The Gold Box games also introduced me to factions like the Zhentarim and the Red Wizards of Thay, two of the organisations in Curse of the Azure Bonds trying to control you via the magic tattoos of the title. Nothing can ever be just « blue » in a fantasy novel when it could be azure or sapphire or cerulean, right? I think Hoodoo of the Blue Tattoo would have been an even better name myself.
Curse kicks off when you wake up with magic tattoos and a month of missing memories. When those tattoos compel you to attack a local royal, you learn they’re a medium for mind control and set out to get them removed.
The assassination attempt leads to a jail break and chase through the sewers where you encounter monsters made of garbage called otyughs. The sewer section is a highlight—not a sentence you get to write about videogames often—and one reason is that you can talk to the monsters. Some of the otyughs are jealous of their otyugh neighbours, so you can befriend them by stealing the superior piles of excrement next door. There are a handful of moments like this scattered across Curse, where you can cut a deal with a dark elf (but she’ll only talk to you if there’s a woman in your party), or avoid a fight with salamanders (but only if you choose the correct conversational tone out of a selection including haughty, nice, and meek).
The other reason this sewer chase stands out is how much story’s jammed into it. There’s a conflict between the thieves guild who helped bust you out of prison and a rival gang of criminals called the Fire Knives, both fighting over the prime thief real estate of the sewers. The Fire Knives were one of the parties involved in giving you the tattoos, and you stumble across the remains of their previous experiments as you rush through their base, following the trail of two other adventurers separately on the loose in the sewers. Gharri of Ghond is here to rescue a princess like he’s playing a different videogame, and Olive Ruskettle—a halfling from the novel this game is based on—is one step ahead of you in the tunnels as well.
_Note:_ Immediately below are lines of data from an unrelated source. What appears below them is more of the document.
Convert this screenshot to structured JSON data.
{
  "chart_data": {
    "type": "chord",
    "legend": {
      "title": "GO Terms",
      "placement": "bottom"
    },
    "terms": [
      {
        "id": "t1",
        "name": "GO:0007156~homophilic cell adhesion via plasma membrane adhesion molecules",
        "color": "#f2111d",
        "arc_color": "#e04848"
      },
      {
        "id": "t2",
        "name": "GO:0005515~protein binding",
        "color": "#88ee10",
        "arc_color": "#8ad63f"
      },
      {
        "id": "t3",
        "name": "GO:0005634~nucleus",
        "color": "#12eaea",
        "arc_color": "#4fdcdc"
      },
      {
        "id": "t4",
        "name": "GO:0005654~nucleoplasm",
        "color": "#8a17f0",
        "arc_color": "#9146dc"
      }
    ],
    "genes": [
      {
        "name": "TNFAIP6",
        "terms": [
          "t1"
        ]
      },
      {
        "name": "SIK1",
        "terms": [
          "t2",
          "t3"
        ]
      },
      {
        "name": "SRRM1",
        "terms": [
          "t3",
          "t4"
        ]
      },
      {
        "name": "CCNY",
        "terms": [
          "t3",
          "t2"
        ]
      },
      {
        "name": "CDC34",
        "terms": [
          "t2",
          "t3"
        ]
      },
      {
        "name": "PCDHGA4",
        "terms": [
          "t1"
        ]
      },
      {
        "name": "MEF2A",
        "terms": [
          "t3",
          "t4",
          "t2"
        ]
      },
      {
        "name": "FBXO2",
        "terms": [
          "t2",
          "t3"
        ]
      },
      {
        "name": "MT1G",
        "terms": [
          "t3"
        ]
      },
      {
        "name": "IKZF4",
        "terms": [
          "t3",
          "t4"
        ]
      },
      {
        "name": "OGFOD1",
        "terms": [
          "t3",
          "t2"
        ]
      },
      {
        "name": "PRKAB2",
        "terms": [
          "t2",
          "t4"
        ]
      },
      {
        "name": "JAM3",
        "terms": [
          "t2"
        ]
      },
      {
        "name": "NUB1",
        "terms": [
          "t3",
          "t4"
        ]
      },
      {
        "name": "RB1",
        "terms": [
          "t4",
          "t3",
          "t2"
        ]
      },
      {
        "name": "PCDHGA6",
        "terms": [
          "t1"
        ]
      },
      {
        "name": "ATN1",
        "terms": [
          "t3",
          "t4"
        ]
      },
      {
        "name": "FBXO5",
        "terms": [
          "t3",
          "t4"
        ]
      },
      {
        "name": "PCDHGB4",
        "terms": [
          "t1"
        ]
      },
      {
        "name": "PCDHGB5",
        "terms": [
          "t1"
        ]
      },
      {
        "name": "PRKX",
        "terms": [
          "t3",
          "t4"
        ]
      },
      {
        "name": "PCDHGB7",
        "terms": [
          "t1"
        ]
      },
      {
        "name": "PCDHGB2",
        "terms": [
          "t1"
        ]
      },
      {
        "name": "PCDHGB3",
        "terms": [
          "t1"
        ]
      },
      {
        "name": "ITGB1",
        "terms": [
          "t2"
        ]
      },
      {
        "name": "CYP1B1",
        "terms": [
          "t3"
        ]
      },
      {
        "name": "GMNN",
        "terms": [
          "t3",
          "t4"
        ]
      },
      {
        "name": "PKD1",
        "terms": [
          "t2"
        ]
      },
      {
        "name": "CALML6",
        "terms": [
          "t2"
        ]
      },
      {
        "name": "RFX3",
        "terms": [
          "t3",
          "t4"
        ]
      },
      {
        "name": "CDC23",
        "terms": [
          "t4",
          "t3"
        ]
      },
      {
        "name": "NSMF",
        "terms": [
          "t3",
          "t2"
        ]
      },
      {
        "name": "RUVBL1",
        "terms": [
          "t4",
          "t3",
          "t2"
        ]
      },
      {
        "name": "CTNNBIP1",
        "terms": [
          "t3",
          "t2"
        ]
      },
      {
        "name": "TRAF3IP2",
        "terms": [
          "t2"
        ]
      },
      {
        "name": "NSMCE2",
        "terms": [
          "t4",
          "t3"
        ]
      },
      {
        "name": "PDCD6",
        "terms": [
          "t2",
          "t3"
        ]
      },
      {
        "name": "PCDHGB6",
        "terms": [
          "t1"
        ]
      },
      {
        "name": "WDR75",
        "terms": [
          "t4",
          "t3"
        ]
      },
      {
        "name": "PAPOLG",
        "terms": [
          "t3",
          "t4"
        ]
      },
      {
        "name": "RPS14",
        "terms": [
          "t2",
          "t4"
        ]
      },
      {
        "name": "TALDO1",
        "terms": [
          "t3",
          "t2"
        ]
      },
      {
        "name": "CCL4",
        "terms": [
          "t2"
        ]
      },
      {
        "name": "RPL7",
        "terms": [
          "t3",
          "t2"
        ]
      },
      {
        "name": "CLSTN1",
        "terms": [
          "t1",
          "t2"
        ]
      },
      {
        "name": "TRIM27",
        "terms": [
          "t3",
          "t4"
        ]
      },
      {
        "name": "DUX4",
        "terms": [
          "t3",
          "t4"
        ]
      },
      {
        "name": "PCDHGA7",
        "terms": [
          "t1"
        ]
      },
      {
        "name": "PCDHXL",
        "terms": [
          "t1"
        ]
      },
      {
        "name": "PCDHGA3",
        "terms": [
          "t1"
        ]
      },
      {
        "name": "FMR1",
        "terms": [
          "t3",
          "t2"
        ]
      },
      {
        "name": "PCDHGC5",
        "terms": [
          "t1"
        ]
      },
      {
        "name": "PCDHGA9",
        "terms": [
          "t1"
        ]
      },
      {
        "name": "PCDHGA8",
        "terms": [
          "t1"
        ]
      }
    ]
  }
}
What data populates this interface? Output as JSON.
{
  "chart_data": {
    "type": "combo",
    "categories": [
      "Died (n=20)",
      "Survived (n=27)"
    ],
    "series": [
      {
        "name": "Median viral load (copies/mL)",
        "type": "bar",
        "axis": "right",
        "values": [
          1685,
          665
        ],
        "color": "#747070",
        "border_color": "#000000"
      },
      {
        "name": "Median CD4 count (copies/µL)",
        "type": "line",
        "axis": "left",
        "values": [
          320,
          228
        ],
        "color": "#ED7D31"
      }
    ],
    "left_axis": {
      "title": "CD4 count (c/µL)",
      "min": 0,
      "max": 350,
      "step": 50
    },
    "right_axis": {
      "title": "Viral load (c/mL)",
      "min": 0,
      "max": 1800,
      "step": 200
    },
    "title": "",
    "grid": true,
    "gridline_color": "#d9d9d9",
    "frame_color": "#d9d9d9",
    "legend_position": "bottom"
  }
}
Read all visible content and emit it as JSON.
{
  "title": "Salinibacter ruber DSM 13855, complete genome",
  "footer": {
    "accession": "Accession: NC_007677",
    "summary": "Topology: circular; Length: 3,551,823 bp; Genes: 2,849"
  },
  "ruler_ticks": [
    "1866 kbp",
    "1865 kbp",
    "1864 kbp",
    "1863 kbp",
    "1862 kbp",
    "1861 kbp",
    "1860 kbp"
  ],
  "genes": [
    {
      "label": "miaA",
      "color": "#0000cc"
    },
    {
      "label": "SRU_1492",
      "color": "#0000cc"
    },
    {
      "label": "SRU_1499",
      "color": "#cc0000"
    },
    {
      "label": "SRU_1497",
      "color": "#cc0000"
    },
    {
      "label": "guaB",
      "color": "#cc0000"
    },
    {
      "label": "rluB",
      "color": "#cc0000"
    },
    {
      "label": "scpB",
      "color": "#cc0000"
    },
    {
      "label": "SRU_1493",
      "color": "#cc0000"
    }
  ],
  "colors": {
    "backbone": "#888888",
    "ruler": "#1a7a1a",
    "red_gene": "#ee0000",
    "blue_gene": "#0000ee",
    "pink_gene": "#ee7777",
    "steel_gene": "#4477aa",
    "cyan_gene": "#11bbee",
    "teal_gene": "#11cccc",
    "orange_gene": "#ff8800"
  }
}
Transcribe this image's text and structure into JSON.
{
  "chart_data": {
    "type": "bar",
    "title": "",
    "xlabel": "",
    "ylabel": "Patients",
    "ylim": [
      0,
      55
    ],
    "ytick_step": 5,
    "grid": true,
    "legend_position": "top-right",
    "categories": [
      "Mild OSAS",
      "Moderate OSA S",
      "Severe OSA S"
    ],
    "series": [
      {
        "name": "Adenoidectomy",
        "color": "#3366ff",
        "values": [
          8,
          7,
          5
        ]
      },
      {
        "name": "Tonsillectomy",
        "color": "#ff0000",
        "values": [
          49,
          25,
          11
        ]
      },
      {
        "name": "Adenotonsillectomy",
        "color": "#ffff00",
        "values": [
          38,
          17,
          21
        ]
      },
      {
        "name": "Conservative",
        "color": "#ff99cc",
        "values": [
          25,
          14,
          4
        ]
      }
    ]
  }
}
This is Curse of the Azure Bonds at its peak. CRPGs at the time rarely had this much narrative going on, with exceptions like the Ultima games. You were much more likely to be playing a dungeon dice-and-slice than something with actual mystery and plot. It helps that it’s based on a book, just called Azure Bonds, which was nothing special but still more readable than 90% of the D&D novels—not that you need to read it to play the videogame.